Researchers have described the first case of 'river piracy' -- a river disappearing after an intense glacial melt.
You know how some people think that melting glaciers don't affect them? Well yeah about that... that's complete rubbish. Global warming affects every single part of the world, and no area is invulnerable. As if to make that point even more clear, the retreat of the Kaskawulsh Glacier has completely dried out a big Canadian river, a disturbing and unexpected development which took researchers by surprise.
For hundreds of years, the Slims River flowed from the Kaskawulsh Glacier to the southward Kluane Lake. This wasn't some kind of small stream -- in some points, it spanned up to 150 meters at its widest points and had an overall wide and solid flow.
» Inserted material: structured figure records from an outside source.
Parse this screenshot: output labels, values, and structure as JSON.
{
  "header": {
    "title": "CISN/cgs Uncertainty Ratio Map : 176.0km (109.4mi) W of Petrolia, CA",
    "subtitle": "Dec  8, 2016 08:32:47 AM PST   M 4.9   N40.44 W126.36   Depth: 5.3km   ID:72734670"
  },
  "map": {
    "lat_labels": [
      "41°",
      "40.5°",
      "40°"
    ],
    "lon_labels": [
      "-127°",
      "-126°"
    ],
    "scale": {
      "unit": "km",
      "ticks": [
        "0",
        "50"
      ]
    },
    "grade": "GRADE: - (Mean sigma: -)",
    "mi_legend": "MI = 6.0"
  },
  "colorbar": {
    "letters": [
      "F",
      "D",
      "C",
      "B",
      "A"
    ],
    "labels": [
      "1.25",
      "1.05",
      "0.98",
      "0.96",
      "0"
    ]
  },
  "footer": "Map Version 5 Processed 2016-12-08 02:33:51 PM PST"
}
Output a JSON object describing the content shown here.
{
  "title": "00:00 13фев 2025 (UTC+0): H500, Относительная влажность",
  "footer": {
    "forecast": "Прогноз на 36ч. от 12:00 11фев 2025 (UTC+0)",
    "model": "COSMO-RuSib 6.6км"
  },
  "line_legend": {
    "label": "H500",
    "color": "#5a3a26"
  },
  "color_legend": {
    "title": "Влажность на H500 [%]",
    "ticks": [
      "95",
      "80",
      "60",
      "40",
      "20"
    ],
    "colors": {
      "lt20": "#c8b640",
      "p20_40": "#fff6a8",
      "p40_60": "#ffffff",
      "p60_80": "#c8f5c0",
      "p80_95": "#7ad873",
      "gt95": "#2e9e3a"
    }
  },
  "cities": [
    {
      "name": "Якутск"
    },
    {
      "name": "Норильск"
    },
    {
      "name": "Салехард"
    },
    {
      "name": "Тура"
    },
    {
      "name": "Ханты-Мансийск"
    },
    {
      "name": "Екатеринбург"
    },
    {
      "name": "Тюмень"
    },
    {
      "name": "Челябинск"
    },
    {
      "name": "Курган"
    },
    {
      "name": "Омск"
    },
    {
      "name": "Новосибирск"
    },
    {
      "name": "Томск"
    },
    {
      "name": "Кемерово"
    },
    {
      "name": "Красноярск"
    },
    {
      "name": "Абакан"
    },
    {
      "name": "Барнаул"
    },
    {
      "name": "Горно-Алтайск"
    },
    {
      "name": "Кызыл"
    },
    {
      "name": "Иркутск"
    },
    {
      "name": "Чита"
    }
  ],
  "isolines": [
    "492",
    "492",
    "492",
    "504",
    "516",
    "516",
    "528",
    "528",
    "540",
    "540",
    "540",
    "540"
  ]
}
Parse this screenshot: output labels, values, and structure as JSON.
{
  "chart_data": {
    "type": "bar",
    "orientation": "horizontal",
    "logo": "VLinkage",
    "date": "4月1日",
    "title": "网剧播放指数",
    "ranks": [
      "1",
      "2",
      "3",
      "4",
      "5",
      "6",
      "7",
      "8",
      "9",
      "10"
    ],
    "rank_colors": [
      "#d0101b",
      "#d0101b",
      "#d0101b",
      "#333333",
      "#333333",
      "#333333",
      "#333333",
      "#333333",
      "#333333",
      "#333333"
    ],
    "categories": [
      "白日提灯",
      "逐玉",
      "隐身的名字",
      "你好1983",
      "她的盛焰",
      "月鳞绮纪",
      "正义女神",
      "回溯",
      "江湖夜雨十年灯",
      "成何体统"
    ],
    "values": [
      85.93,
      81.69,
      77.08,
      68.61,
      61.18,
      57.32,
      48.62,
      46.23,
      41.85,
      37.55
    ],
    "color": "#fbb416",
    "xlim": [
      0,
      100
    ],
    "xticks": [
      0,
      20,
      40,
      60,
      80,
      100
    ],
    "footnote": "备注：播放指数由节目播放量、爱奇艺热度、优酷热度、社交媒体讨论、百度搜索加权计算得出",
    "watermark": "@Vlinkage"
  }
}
But on a field trip in 2016, geologists made a stunning discovery: the river was just gone.
“We went to the area intending to continue our measurements in the Slims river, but found the riverbed more or less dry,” said James Best, a geologist at the University of Illinois. “The delta top that we’d been sailing over in a small boat was now a dust storm. In terms of landscape change it was incredibly dramatic.”
Because the area is so inaccessible, they didn't realize what happened at first. Dan Shugar, a geoscientist at the University of Washington Tacoma and the paper’s lead author, added:
“The water was somewhat treacherous to approach, because you’re walking on these old river sediments that were really goopy and would suck you in. And day by day we could see the water level dropping.”
They decided to use a helicopter and some drones to see what was happening on the other side of the valley, where the river originates. What they learned was that the water from the glacier, which was supplying two rivers, was now supplying a single one -- the south-flowing Alsek river. So Alsek was flowing stronger than ever, while Slims was reduced to a tiny stream. Most of this shift happened abruptly, over only a few days (from 26 to 29 May 2016, but the study was just published now). Prof Lonnie Thompson, a paleoclimatologist at Ohio State University who was not involved in the work says this is a clear example of how thresholds and breaking points can lead to huge changes in nature. Basically, small, incremental changes can lead to sudden, drastic environmental impacts.
This kind of river piracy has been studied before in the geological record, but never in our time. We've seen it happening (or rather, we've seen evidence of it happening) millions of years ago, but it's the first time we truly see it with our own eyes. In geological time, this process happens instantaneously.